Hail to All Things Cool
Sailors find that newly installed refrigeration might just be the best thing since sliced bread.
Tony Fastaia’s favorite cold treat was cherry 7-UP over ice. John MacEvoy mentioned his patented “Frescarita,” a low-calorie margarita made of Fresca, tequila, and a dollop of triple sec over crushed ice. Caryl Sprinzel remembered a particular thick, creamy, vanilla-tinged Greek yogurt that came cold from the fridge with honey and nuts.
Aboard Nomad, Brian and Megan Thom kept sourdough starter going in their NovaCool for five months. “We could bake bread twice a week,” said an appreciative Brian.
Jon and Nancy Doornink, living on Seadream, a Morgan 37 in Baja California, were among several who cited the “one fish” advantage. “Before decent refrigeration, we had to stop fishing at one fish. Now we can catch a couple and freeze one for a later date.”
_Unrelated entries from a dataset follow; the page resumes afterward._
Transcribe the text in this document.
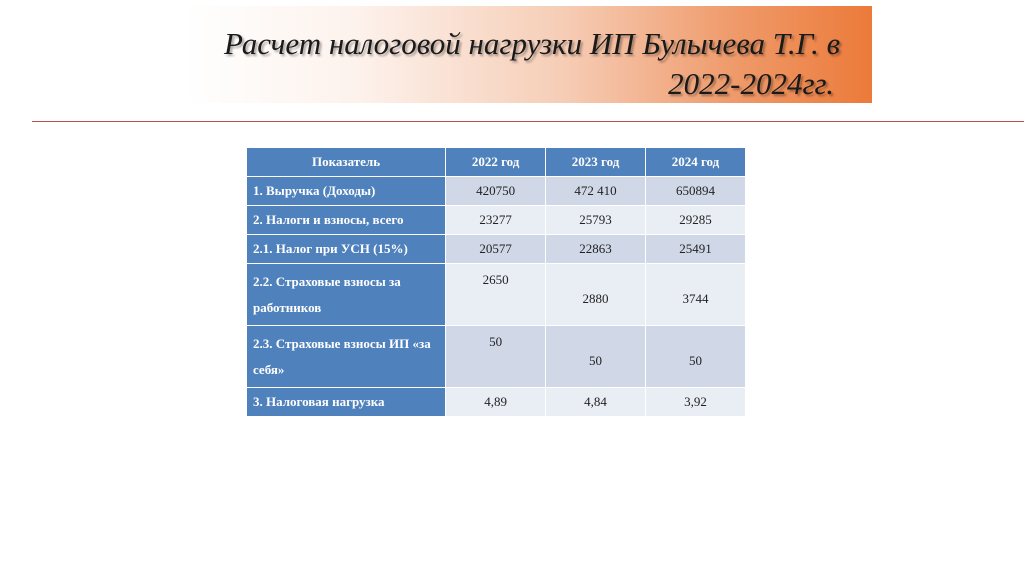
Расчет налоговой нагрузки ИП Булычева Т.Г. в
2022-2024гг.
Показатель	2022 год	2023 год	2024 год
1. Выручка (Доходы)	420750	472 410	650894
2. Налоги и взносы, всего	23277	25793	29285
2.1. Налог при УСН (15%)	20577	22863	25491
2.2. Страховые взносы за работников	2650	2880	3744
2.3. Страховые взносы ИП «за себя»	50	50	50
3. Налоговая нагрузка	4,89	4,84	3,92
And as politically incorrect as it may be, refrigerators clearly made cruising palatable for many spouses. Mark Bancroft’s girlfriend, Alex, for example, wouldn’t have gone with him to the Bahamas without it. The joy of cool led to their marriage.
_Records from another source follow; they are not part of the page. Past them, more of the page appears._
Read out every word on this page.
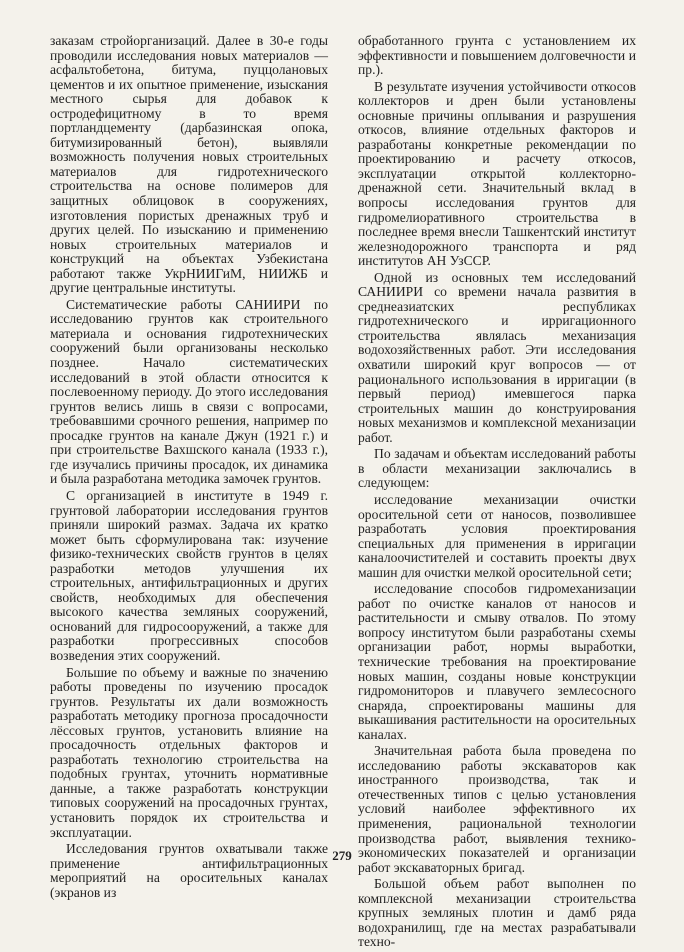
заказам стройорганизаций. Далее в 30-е годы проводили исследования новых материалов — асфальтобетона, битума, пуццолановых цементов и их опытное применение, изыскания местного сырья для добавок к остродефицитному в то время портландцементу (дарбазинская опока, битумизированный бетон), выявляли возможность получения новых строительных материалов для гидротехнического строительства на основе полимеров для защитных облицовок в сооружениях, изготовления пористых дренажных труб и других целей. По изысканию и применению новых строительных материалов и конструкций на объектах Узбекистана работают также УкрНИИГиМ, НИИЖБ и другие центральные институты.

Систематические работы САНИИРИ по исследованию грунтов как строительного материала и основания гидротехнических сооружений были организованы несколько позднее. Начало систематических исследований в этой области относится к послевоенному периоду. До этого исследования грунтов велись лишь в связи с вопросами, требовавшими срочного решения, например по просадке грунтов на канале Джун (1921 г.) и при строительстве Вахшского канала (1933 г.), где изучались причины просадок, их динамика и была разработана методика замочек грунтов.

С организацией в институте в 1949 г. грунтовой лаборатории исследования грунтов приняли широкий размах. Задача их кратко может быть сформулирована так: изучение физико-технических свойств грунтов в целях разработки методов улучшения их строительных, антифильтрационных и других свойств, необходимых для обеспечения высокого качества земляных сооружений, оснований для гидросооружений, а также для разработки прогрессивных способов возведения этих сооружений.

Большие по объему и важные по значению работы проведены по изучению просадок грунтов. Результаты их дали возможность разработать методику прогноза просадочности лёссовых грунтов, установить влияние на просадочность отдельных факторов и разработать технологию строительства на подобных грунтах, уточнить нормативные данные, а также разработать конструкции типовых сооружений на просадочных грунтах, установить порядок их строительства и эксплуатации.

Исследования грунтов охватывали также применение антифильтрационных мероприятий на оросительных каналах (экранов из

обработанного грунта с установлением их эффективности и повышением долговечности и пр.).

В результате изучения устойчивости откосов коллекторов и дрен были установлены основные причины оплывания и разрушения откосов, влияние отдельных факторов и разработаны конкретные рекомендации по проектированию и расчету откосов, эксплуатации открытой коллекторно-дренажной сети. Значительный вклад в вопросы исследования грунтов для гидромелиоративного строительства в последнее время внесли Ташкентский институт железнодорожного транспорта и ряд институтов АН УзССР.

Одной из основных тем исследований САНИИРИ со времени начала развития в среднеазиатских республиках гидротехнического и ирригационного строительства являлась механизация водохозяйственных работ. Эти исследования охватили широкий круг вопросов — от рационального использования в ирригации (в первый период) имевшегося парка строительных машин до конструирования новых механизмов и комплексной механизации работ.

По задачам и объектам исследований работы в области механизации заключались в следующем:

исследование механизации очистки оросительной сети от наносов, позволившее разработать условия проектирования специальных для применения в ирригации каналоочистителей и составить проекты двух машин для очистки мелкой оросительной сети;

исследование способов гидромеханизации работ по очистке каналов от наносов и растительности и смыву отвалов. По этому вопросу институтом были разработаны схемы организации работ, нормы выработки, технические требования на проектирование новых машин, созданы новые конструкции гидромониторов и плавучего землесосного снаряда, спроектированы машины для выкашивания растительности на оросительных каналах.

Значительная работа была проведена по исследованию работы экскаваторов как иностранного производства, так и отечественных типов с целью установления условий наиболее эффективного их применения, рациональной технологии производства работ, выявления технико-экономических показателей и организации работ экскаваторных бригад.

Большой объем работ выполнен по комплексной механизации строительства крупных земляных плотин и дамб ряда водохранилищ, где на местах разрабатывали техно-

279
“My wife is one fantastic cook,” wrote Bryn Fick, of Ada, Michigan, who, with his wife, Suzanne, sails aboard Wind Drift II, their 1982 S2 9.2A. Using recipes from her 30-year-old Betty Crocker’s Cookbook, Sue made trips to the grocery store whenever they stopped, cooked a week’s meals in an electric frying pan, then froze them in bags in their Adler Barbour Cold Machine.
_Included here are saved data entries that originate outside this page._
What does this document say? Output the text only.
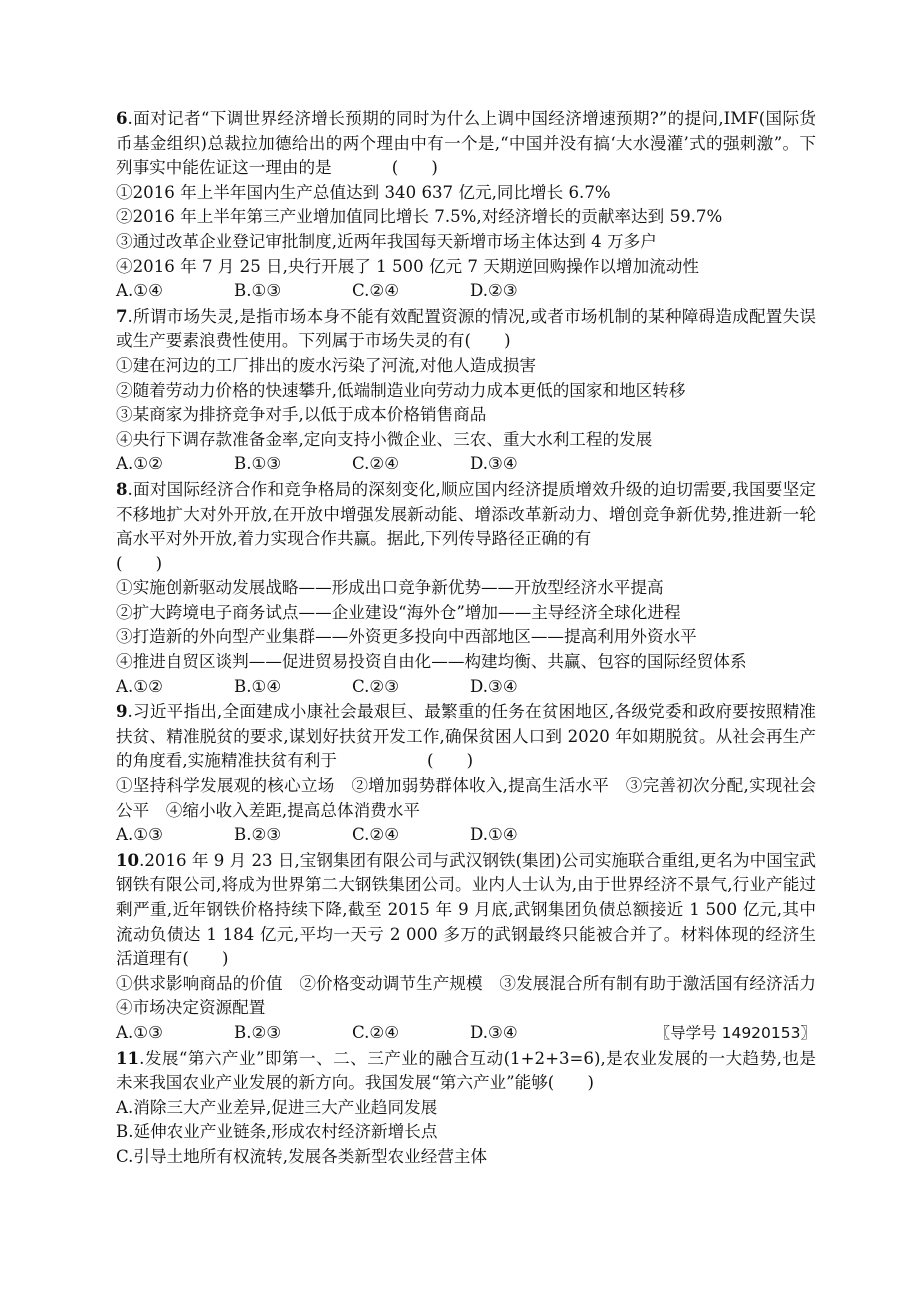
6.面对记者“下调世界经济增长预期的同时为什么上调中国经济增速预期?”的提问,IMF(国际货币基金组织)总裁拉加德给出的两个理由中有一个是,“中国并没有搞‘大水漫灌’式的强刺激”。下列事实中能佐证这一理由的是	(　　)

①2016 年上半年国内生产总值达到 340 637 亿元,同比增长 6.7%

②2016 年上半年第三产业增加值同比增长 7.5%,对经济增长的贡献率达到 59.7%

③通过改革企业登记审批制度,近两年我国每天新增市场主体达到 4 万多户

④2016 年 7 月 25 日,央行开展了 1 500 亿元 7 天期逆回购操作以增加流动性

A.①④	B.①③	C.②④	D.②③

7.所谓市场失灵,是指市场本身不能有效配置资源的情况,或者市场机制的某种障碍造成配置失误或生产要素浪费性使用。下列属于市场失灵的有(　　)

①建在河边的工厂排出的废水污染了河流,对他人造成损害

②随着劳动力价格的快速攀升,低端制造业向劳动力成本更低的国家和地区转移

③某商家为排挤竞争对手,以低于成本价格销售商品

④央行下调存款准备金率,定向支持小微企业、三农、重大水利工程的发展

A.①②	B.①③	C.②④	D.③④

8.面对国际经济合作和竞争格局的深刻变化,顺应国内经济提质增效升级的迫切需要,我国要坚定不移地扩大对外开放,在开放中增强发展新动能、增添改革新动力、增创竞争新优势,推进新一轮高水平对外开放,着力实现合作共赢。据此,下列传导路径正确的有

(　　)

①实施创新驱动发展战略——形成出口竞争新优势——开放型经济水平提高

②扩大跨境电子商务试点——企业建设“海外仓”增加——主导经济全球化进程

③打造新的外向型产业集群——外资更多投向中西部地区——提高利用外资水平

④推进自贸区谈判——促进贸易投资自由化——构建均衡、共赢、包容的国际经贸体系

A.①②	B.①④	C.②③	D.③④

9.习近平指出,全面建成小康社会最艰巨、最繁重的任务在贫困地区,各级党委和政府要按照精准扶贫、精准脱贫的要求,谋划好扶贫开发工作,确保贫困人口到 2020 年如期脱贫。从社会再生产的角度看,实施精准扶贫有利于	(　　)

①坚持科学发展观的核心立场　②增加弱势群体收入,提高生活水平　③完善初次分配,实现社会公平　④缩小收入差距,提高总体消费水平

A.①③	B.②③	C.②④	D.①④

10.2016 年 9 月 23 日,宝钢集团有限公司与武汉钢铁(集团)公司实施联合重组,更名为中国宝武钢铁有限公司,将成为世界第二大钢铁集团公司。业内人士认为,由于世界经济不景气,行业产能过剩严重,近年钢铁价格持续下降,截至 2015 年 9 月底,武钢集团负债总额接近 1 500 亿元,其中流动负债达 1 184 亿元,平均一天亏 2 000 多万的武钢最终只能被合并了。材料体现的经济生活道理有(　　)

①供求影响商品的价值　②价格变动调节生产规模　③发展混合所有制有助于激活国有经济活力　④市场决定资源配置

A.①③	B.②③	C.②④	D.③④	〖导学号 14920153〗

11.发展“第六产业”即第一、二、三产业的融合互动(1+2+3=6),是农业发展的一大趋势,也是未来我国农业产业发展的新方向。我国发展“第六产业”能够(　　)

A.消除三大产业差异,促进三大产业趋同发展

B.延伸农业产业链条,形成农村经济新增长点

C.引导土地所有权流转,发展各类新型农业经营主体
“No way were we going to eat out of cans,” said Sue. “We don’t do that at home, and we didn’t intend to do it on the boat.”
Bryn’s favorite meal was Hungarian goulash, made from his mother’s recipe of beef chunks, red wine, bouillion, tomato sauce, and lots of onion.
“I tell you,” he said, “when you’re sitting at anchor and have a meal like that, you can’t beat it.”
We didn’t hear from disgruntled owners, which surely skewed our results. But based on this 30-boat sampling, the trouble and cost was worth the wait, not to mention the bragging rights.
“Refrigerators today are small and easy to install. There is zero maintenance. They just run,” said MacEvoy. “So the real question is, why not?”
That’s what I thought one hot Mediterranean afternoon when I finally turned on my well-traveled system and felt frost forming on the holding plate. I gently rested a beer against it, put away my tools, took a long shower, changed my T-shirt, and slowly and ceremoniously drank in the strange sensation of civilization.
“I expect it now,” said Paul McDermott of Orient, New York, speaking for all of us former cavemen. Inside Everything Works, another Seabreeze, Paul tore out the original starboard icebox and installed an easy chair for reading in its place and an Adler Barbour unit next to the stove on the port side. It’s been running free of trouble for 5,600 hours.
“Unfortunately, I have to get up to get a beer,” he said. “Nothing’s perfect on a 35-foot boat.”
Newly cool Jim Carrier is heading back to continue cruising in the Med for the spring.